Au premier choc, le lion est fier et menaçant. Il compte ses nombreux soldats, il jure par son serment (le serment de son ordre) de venger ses échecs d’autrefois, il rugit, il se bat les flancs de sa queue redoutée. Le taureau n’a que des paroles d’une rage concentrée, paroles entrecoupées, haletantes de la soif du sang. Celui-ci ne peut d’abord entamer son adversaire ; mais quand le dévoûment d’Arnold Winkelried a fait une trouée dans la muraille de fer des chevaliers, le taureau suisse s’y précipite, il bondit au milieu des autres animaux héraldiques, foule aux pieds leurs enseignes, et enfonce ses cornes dans les flancs du lion. C’est alors que ce dernier commence à gémir, à miauler, dit la chanson ; force lui est de reculer. A son tour, le taureau vainqueur se bat les flancs ; puis, la tête en avant, il porte un tel coup à son ennemi qu’il le jette hors de son chemin, et le contraint de lui laisser en toute possession sa verte pâture. Il s’enorgueillit de sa victoire, et lance au lion blessé et mis en fuite l’invective et la raillerie. Tout n’est pas allégories dans le récit ; les faits réels, les noms, les hommes, sont mêlés à la peinture idéale sans transition, avec la brusquerie familière à la ballade.


« La troupe de la noblesse était serrée, les rangs épais et larges, fâcheuse rencontre pour nos braves compagnons ! Un certain Winkelried dit alors : — Çà ! vous en paierez la dette à ma femme et à mes enfans, et moi je vous tirerai à l’instant de ce mauvais pas !

« Chers et fidèles confédérés, je vous sacrifie ma vie ! Ils sont si bien enfermés que vous ne les pouvez briser ! .. Çà ! je ferai une brèche dans leurs rangs, si vous en rapportez aux miens la récompense !

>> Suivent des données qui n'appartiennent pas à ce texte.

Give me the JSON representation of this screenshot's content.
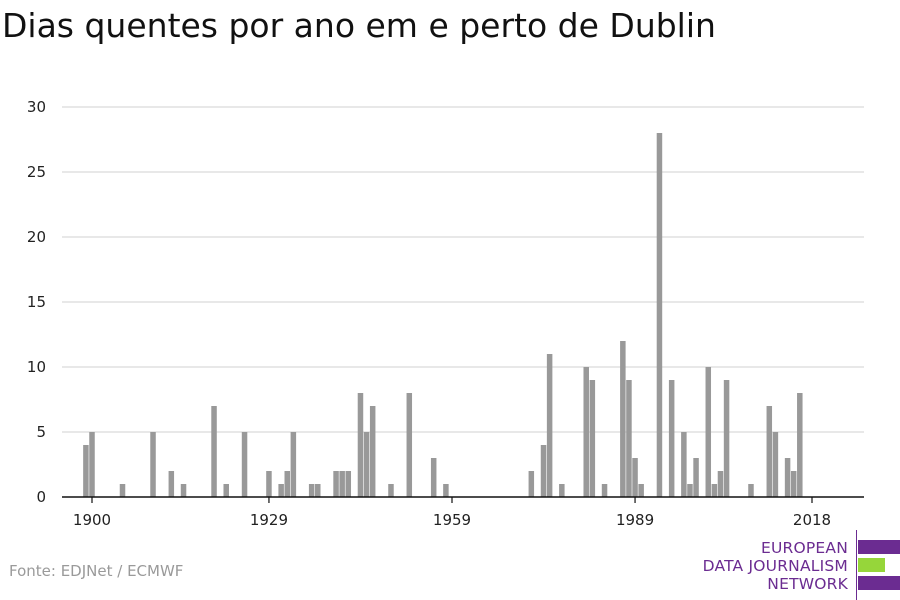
{
  "header": {
    "title": "Dias quentes por ano em e perto de Dublin"
  },
  "footer": {
    "source": "Fonte: EDJNet / ECMWF"
  },
  "logo": {
    "line1": "EUROPEAN",
    "line2": "DATA JOURNALISM",
    "line3": "NETWORK",
    "colors": {
      "purple": "#6b2c91",
      "green": "#96d63a"
    }
  },
  "colors": {
    "bar": "#999999",
    "grid": "#d9d9d9",
    "axis": "#111111"
  },
  "chart_data": {
    "type": "bar",
    "title": "Dias quentes por ano em e perto de Dublin",
    "xlabel": "",
    "ylabel": "",
    "ylim": [
      0,
      30
    ],
    "yticks": [
      0,
      5,
      10,
      15,
      20,
      25,
      30
    ],
    "xticks": [
      1900,
      1929,
      1959,
      1989,
      2018
    ],
    "grid": "horizontal",
    "x": [
      1899,
      1900,
      1905,
      1910,
      1913,
      1915,
      1920,
      1922,
      1925,
      1929,
      1931,
      1932,
      1933,
      1936,
      1937,
      1940,
      1941,
      1942,
      1944,
      1945,
      1946,
      1949,
      1952,
      1956,
      1958,
      1972,
      1974,
      1975,
      1977,
      1981,
      1982,
      1984,
      1987,
      1988,
      1989,
      1990,
      1993,
      1995,
      1997,
      1998,
      1999,
      2001,
      2002,
      2003,
      2004,
      2008,
      2011,
      2012,
      2014,
      2015,
      2016
    ],
    "values": [
      4,
      5,
      1,
      5,
      2,
      1,
      7,
      1,
      5,
      2,
      1,
      2,
      5,
      1,
      1,
      2,
      2,
      2,
      8,
      5,
      7,
      1,
      8,
      3,
      1,
      2,
      4,
      11,
      1,
      10,
      9,
      1,
      12,
      9,
      3,
      1,
      28,
      9,
      5,
      1,
      3,
      10,
      1,
      2,
      9,
      1,
      7,
      5,
      3,
      2,
      8
    ]
  }
}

« Là-dessus, d’un mouvement agile, il saisit une brassée de piques, il prend pour lui la mort et ouvre à ses amis un chemin. Çà ! n’était-ce pas un vrai courage de lion ? Sa mort héroïque fut le salut des quatre cantons forestiers.

« Et d’estoc et de taille, et de force et d’intrépidité, ils commencèrent à rompre les rangs de cette noblesse. Çà ! il se trouva donc un héros pour se dévouer à la mort ! Sans lui, c’en était fait encore de bien des hommes braves. »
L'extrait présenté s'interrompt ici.